Amidst all these critiques and lamentations about the breakdown of orthodoxy, we should not become blind to several desirable trends. As I have blogged on several occasions (here, here, and here), capitalism, trade liberalisation, globalisation, outsourcing, immigration, woke liberalism, etc., all clearly went to excessive extremes. Now, a much-needed recalibration is happening with vengeance. And some parts of the Trumpian makeover of the US economy and polity are being met with approbation from even traditional critics and opponents.
Mark Cuban, the billionaire investor and a supporter of Kamala Harris in the 2024 presidential race, said Trump’s decision to push Nvidia and AMD to pay a portion of their China-related revenues to the state was a good redistributive move that should have been supported by Democrats. “This is a ‘billionaire’s tax’ structured as a royalty or sales tax on semiconductors from the most valuable company in the world, sold to China,” Cuban said on X. “Will this make up for the explosion of the deficits we face? Not as it stands now. Not close. But give him credit for knowing how those CEOs approach problems and opportunities, and using his leverage to generate tax revenues,” Cuban added. “POTUS is more progressive when it comes to taxation than anyone in the progressive wing of the Dems has ever been.”…
Bernie Sanders, the leftwing US senator, lauded Trump’s Intel deal, which mirrored a proposal he had made himself for the government to receive equity in return for subsidies granted under the 2022 Chips Act. “I am glad the Trump administration is in agreement with the amendment I offered three years ago,” said Sanders in a statement. “If microchip companies make a profit from the generous grants they receive from the federal government, the taxpayers of America have a right to a reasonable return on that investment.”
Two areas of particular interest are how Trump moves on Big Pharma and Big Tech. He has already committed to lowering US drug prices by up to 80%. In late July, he wrote to the 17 largest pharmaceutical companies, demanding binding commitments from them to lower drug prices by September 29.

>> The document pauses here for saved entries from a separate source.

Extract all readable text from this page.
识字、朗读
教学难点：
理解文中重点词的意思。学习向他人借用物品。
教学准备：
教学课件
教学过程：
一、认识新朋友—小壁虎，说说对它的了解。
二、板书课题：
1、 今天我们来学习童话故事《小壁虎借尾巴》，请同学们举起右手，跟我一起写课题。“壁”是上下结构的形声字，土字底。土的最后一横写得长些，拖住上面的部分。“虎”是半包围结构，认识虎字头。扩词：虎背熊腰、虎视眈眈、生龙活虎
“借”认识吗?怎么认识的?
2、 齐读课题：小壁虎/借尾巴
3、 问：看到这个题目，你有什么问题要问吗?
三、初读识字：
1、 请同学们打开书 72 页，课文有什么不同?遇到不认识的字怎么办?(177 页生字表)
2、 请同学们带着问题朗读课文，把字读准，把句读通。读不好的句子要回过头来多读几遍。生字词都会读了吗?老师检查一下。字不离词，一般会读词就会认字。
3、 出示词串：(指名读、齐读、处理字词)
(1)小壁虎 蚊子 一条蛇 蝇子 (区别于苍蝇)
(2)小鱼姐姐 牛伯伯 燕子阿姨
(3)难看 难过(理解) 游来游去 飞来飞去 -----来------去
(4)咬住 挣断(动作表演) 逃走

The letters asked the groups to apply “most favoured nation” drug pricing to Medicaid, the US health programme for low-income people. They also asked drugmakers to offer new medicines at the same price in the US as in other developed countries, and offer direct-to-consumer drug sales that would “cut out middlemen” such as pharmacy companies.
What will happen on September 29? It also remains to be seen what happens with the ongoing antitrust actions against Big Tech. Contrary to what was widely believed, the Biden-era antitrust actions have continued. Landmark decisions on Google and Meta are expected anytime, which could dramatically revise decades-long paradigms on antitrust and makeover the competition landscape in the digital technology sector. It’ll be interesting to see how far this will be allowed to go once the first verdicts come. For example, will Trump intervene with deals that break up Google and Meta?
Successive democratic administrations compromised on their ideals and allowed these excesses to build up. And it has now taken a right-wing populist backlash to tame and recalibrate these forces. Liberals and progressives should take note.
Finally, the ongoing trends in China and the US are also a reminder about Marx’s famous quote in The Eighteenth Brumaire of Louis Bonaparte, “Men make their own history, but they do not make it as they please; they do not make it under self-selected circumstances, but under circumstances existing already, given and transmitted from the past”. While both Xi Jinping and Donald Trump are creatures that emerged by harnessing the political forces unleashed by the underlying economic, social, and cultural conditions, their individual personalities and contributions to seize the moment and shape it in their favour should not be overlooked.